L’une des structures temporaires construites pour abriter le laboratoire tentaculaire en 1943 s’appelait simplement le bâtiment 20 et est devenue une légende en soi pendant des décennies. Étant de construction temporaire, les gens ne se souciaient pas de percer des trous dans les murs pour faire passer les câbles. On dit que 20% de tous les physiciens américains ont travaillé dans le bâtiment 20 à un moment ou à un autre et ont gagné le nom de « The Magic Incubator ». Il a finalement été démoli en 1998 pour faire place à un complexe universitaire moderne.
Une encyclopédie du savoir
Une fois la guerre terminée, le Rad Lab a fermé ses portes le 31 décembre 1945. Une dernière tâche consistait à documenter le travail effectué au cours des cinq années d’exploitation. Le directeur adjoint Louis Ridenour a dirigé la tâche, demandant aux scientifiques de documenter leur travail avant de reprendre une vie normale. Le résultat a été un ensemble de 28 volumes, y compris l’index.
Au cours de mes années de travail avec les systèmes radar, nous avons régulièrement utilisé certains de ces livres. Il ne serait pas rare d’entendre quelqu’un crier dans le couloir, « Qui a volé Silver sur mon bureau hier soir ? » — Samuel Silver était l’auteur du livre sur les antennes, volume 12. J’ai utilisé un peu le Waveguide Handbook de Marcuvitz, volume 10. Et lorsqu’il a été affecté à un projet utilisant des calculs de temps de vol, j’ai beaucoup appris du livre LORAN.

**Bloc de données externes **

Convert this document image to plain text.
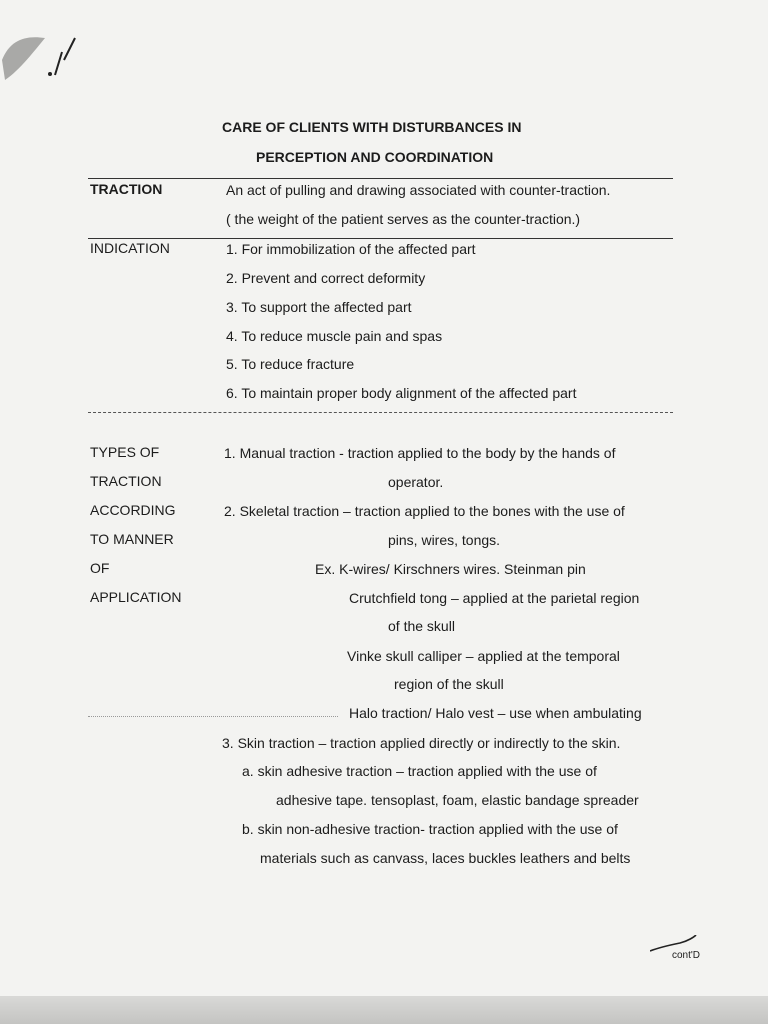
CARE OF CLIENTS WITH DISTURBANCES IN
PERCEPTION AND COORDINATION
TRACTION	An act of pulling and drawing associated with counter-traction.
( the weight of the patient serves as the counter-traction.)
INDICATION	1. For immobilization of the affected part
2. Prevent and correct deformity
3. To support the affected part
4. To reduce muscle pain and spas
5. To reduce fracture
6. To maintain proper body alignment of the affected part
TYPES OF
TRACTION
ACCORDING
TO MANNER
OF
APPLICATION
1. Manual traction - traction applied to the body by the hands of
operator.
2. Skeletal traction – traction applied to the bones with the use of
pins, wires, tongs.
Ex. K-wires/ Kirschners wires. Steinman pin
Crutchfield tong – applied at the parietal region
of the skull
Vinke skull calliper – applied at the temporal
region of the skull
Halo traction/ Halo vest – use when ambulating
3. Skin traction – traction applied directly or indirectly to the skin.
a. skin adhesive traction – traction applied with the use of
adhesive tape. tensoplast, foam, elastic bandage spreader
b. skin non-adhesive traction- traction applied with the use of
materials such as canvass, laces buckles leathers and belts
cont'D
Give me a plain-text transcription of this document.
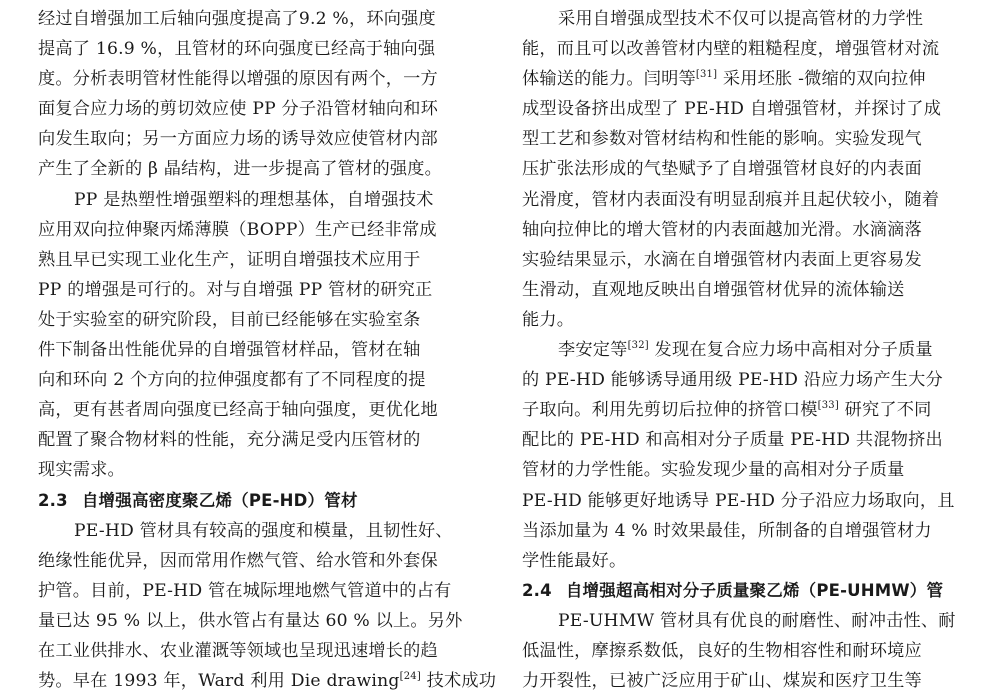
经过自增强加工后轴向强度提高了9.2 %，环向强度
提高了 16.9 %，且管材的环向强度已经高于轴向强
度。分析表明管材性能得以增强的原因有两个，一方
面复合应力场的剪切效应使 PP 分子沿管材轴向和环
向发生取向；另一方面应力场的诱导效应使管材内部
产生了全新的 β 晶结构，进一步提高了管材的强度。
PP 是热塑性增强塑料的理想基体，自增强技术
应用双向拉伸聚丙烯薄膜（BOPP）生产已经非常成
熟且早已实现工业化生产，证明自增强技术应用于
PP 的增强是可行的。对与自增强 PP 管材的研究正
处于实验室的研究阶段，目前已经能够在实验室条
件下制备出性能优异的自增强管材样品，管材在轴
向和环向 2 个方向的拉伸强度都有了不同程度的提
高，更有甚者周向强度已经高于轴向强度，更优化地
配置了聚合物材料的性能，充分满足受内压管材的
现实需求。
2.3 自增强高密度聚乙烯（PE-HD）管材
PE-HD 管材具有较高的强度和模量，且韧性好、
绝缘性能优异，因而常用作燃气管、给水管和外套保
护管。目前，PE-HD 管在城际埋地燃气管道中的占有
量已达 95 % 以上，供水管占有量达 60 % 以上。另外
在工业供排水、农业灌溉等领域也呈现迅速增长的趋
势。早在 1993 年，Ward 利用 Die drawing[24] 技术成功
采用自增强成型技术不仅可以提高管材的力学性
能，而且可以改善管材内壁的粗糙程度，增强管材对流
体输送的能力。闫明等[31] 采用坯胀 -微缩的双向拉伸
成型设备挤出成型了 PE-HD 自增强管材，并探讨了成
型工艺和参数对管材结构和性能的影响。实验发现气
压扩张法形成的气垫赋予了自增强管材良好的内表面
光滑度，管材内表面没有明显刮痕并且起伏较小，随着
轴向拉伸比的增大管材的内表面越加光滑。水滴滴落
实验结果显示，水滴在自增强管材内表面上更容易发
生滑动，直观地反映出自增强管材优异的流体输送
能力。
李安定等[32] 发现在复合应力场中高相对分子质量
的 PE-HD 能够诱导通用级 PE-HD 沿应力场产生大分
子取向。利用先剪切后拉伸的挤管口模[33] 研究了不同
配比的 PE-HD 和高相对分子质量 PE-HD 共混物挤出
管材的力学性能。实验发现少量的高相对分子质量
PE-HD 能够更好地诱导 PE-HD 分子沿应力场取向，且
当添加量为 4 % 时效果最佳，所制备的自增强管材力
学性能最好。
2.4 自增强超高相对分子质量聚乙烯（PE-UHMW）管
PE-UHMW 管材具有优良的耐磨性、耐冲击性、耐
低温性，摩擦系数低，良好的生物相容性和耐环境应
力开裂性，已被广泛应用于矿山、煤炭和医疗卫生等
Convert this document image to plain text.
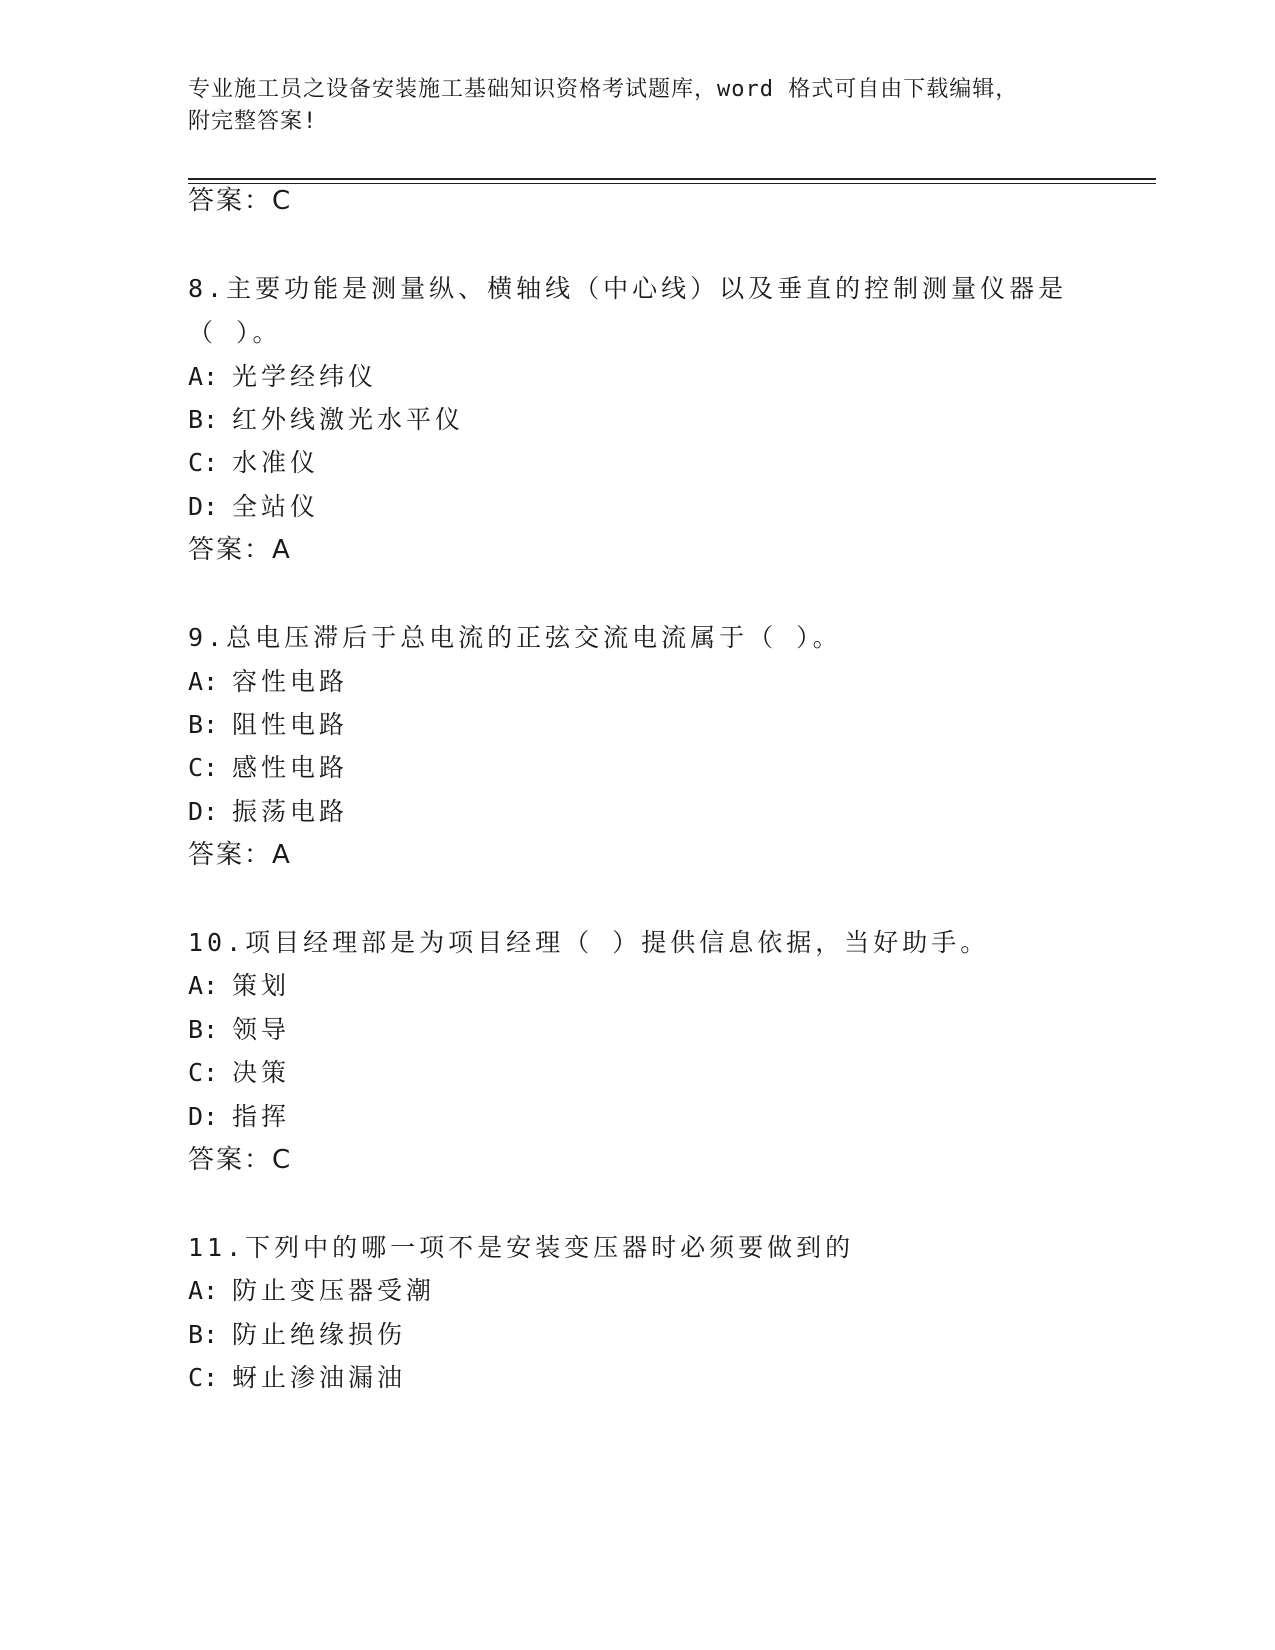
专业施工员之设备安装施工基础知识资格考试题库，word 格式可自由下载编辑，
附完整答案!
答案：C
8.主要功能是测量纵、横轴线（中心线）以及垂直的控制测量仪器是
（ ）。
A: 光学经纬仪
B: 红外线激光水平仪
C: 水准仪
D: 全站仪
答案：A
9.总电压滞后于总电流的正弦交流电流属于（ ）。
A: 容性电路
B: 阻性电路
C: 感性电路
D: 振荡电路
答案：A
10.项目经理部是为项目经理（ ）提供信息依据，当好助手。
A: 策划
B: 领导
C: 决策
D: 指挥
答案：C
11.下列中的哪一项不是安装变压器时必须要做到的
A: 防止变压器受潮
B: 防止绝缘损伤
C: 蚜止渗油漏油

Dans les années 2020, certains de ces volumes sont-ils encore importants ? Je dirais que les textes théoriques sont toujours valables, mais il y a probablement plein d’autres textes, plus modernes, plus facilement accessibles. Pour les amateurs de circuits rétro, ces livres contiennent de nombreux exemples de conceptions de tubes à vide à apprendre. Et si vous aimez les ordinateurs mécaniques, le livre sur les mécanismes et les liens informatiques pourrait vous intéresser. Cette série est épuisée depuis longtemps, mais elle est disponible sur Internet Archive (lien vers le volume 1).